For the first few pages, it was fun to see the Bennet family through a modern lens. There is no Longbourne, but a family house and trust fund squandered through the years. In modern times, a country gentleman with ten-thousand a year becomes a surgeon with a Harvard medical degree. By the time we ticked off the boxes for a Bachelor-type reality show contestant, IVF, anorexia, and marriage to a trans, I’d tired of the whole exercise.
The real problem with the novel is that its protagonist, Elizabeth Bennet, who has embodied the image of an intelligent, opinionated, and deeply spirited woman to readers for the past two centuries, emerges here as, well, a cold fish.

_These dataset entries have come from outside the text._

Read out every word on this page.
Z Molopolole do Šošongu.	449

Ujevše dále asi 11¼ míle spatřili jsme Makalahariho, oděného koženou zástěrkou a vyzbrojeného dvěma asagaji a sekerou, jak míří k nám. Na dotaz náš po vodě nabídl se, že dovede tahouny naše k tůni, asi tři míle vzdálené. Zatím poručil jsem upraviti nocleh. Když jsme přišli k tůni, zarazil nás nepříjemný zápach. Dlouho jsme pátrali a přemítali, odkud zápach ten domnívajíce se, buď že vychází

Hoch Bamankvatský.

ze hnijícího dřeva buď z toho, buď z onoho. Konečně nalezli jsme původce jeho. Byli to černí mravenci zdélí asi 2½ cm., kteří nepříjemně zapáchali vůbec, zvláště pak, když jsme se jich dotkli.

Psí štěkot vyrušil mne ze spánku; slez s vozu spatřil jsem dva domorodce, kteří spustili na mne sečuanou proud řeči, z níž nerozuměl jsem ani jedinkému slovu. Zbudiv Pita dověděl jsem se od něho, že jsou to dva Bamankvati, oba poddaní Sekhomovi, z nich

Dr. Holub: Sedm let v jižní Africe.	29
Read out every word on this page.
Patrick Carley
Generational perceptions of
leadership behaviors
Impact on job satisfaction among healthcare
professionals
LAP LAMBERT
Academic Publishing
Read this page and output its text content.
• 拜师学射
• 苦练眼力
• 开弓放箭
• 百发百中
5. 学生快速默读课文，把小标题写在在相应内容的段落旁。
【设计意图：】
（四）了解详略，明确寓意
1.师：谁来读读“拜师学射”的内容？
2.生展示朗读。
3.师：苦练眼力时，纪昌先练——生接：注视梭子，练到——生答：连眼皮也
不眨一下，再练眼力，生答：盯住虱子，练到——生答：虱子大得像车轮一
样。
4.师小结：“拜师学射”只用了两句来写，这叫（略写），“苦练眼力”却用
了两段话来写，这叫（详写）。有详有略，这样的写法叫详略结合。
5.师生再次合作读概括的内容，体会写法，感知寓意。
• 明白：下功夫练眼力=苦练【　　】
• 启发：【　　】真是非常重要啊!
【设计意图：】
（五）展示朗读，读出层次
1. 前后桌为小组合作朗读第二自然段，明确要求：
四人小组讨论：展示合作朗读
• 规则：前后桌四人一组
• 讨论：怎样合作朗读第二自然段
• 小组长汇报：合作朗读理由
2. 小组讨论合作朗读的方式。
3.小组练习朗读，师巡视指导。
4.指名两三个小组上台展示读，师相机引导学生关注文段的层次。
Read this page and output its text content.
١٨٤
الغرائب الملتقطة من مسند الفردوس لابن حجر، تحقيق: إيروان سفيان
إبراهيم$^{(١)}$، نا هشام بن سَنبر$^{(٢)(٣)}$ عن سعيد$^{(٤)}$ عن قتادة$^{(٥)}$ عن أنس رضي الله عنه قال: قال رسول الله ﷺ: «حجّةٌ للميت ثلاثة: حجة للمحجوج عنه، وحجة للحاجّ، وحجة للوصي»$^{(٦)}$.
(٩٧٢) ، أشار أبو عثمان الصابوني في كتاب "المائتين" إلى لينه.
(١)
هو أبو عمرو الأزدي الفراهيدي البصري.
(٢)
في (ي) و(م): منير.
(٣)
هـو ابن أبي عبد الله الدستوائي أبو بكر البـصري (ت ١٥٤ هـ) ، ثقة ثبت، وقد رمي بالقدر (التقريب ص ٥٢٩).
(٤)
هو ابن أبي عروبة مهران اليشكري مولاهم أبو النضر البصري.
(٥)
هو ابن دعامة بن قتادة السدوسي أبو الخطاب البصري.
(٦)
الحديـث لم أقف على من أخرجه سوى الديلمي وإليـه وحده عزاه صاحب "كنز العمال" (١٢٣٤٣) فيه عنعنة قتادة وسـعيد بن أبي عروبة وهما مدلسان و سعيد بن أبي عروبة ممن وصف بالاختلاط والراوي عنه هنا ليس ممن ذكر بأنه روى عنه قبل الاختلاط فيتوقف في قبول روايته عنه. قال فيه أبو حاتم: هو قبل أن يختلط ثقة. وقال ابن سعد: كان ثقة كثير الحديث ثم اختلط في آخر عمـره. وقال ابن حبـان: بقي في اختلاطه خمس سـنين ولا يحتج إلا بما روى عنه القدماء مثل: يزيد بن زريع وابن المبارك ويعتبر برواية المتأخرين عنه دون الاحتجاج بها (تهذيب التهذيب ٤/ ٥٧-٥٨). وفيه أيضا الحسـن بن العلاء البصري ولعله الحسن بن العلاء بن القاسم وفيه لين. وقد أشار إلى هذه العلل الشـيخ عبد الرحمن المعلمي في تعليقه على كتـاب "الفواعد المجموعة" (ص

This novel’s Liz believes she’s intelligent, but she emerges from the page as annoying, snarky and incredibly unlikable. The warm relationships she had with her sister Jane, her friend Charlotte, and her aunt in Pride and Prejudice are all superficial in this version. She pays lots of money for the upkeep of her family – and we receive every detail of these financial transactions – but she still manages to comes off as cold and aloof. Even her attraction to Wickham and the discovery that he’s a cad is one big let-down.
By mid-novel I couldn’t stand the protagonist. By the end of the novel I was mentally warning Darcy to make his escape. Alas, no such luck.
Think I’ll go back and enjoy the original. If I want an enjoyable modern version, I’ll stick with Bridget Jones.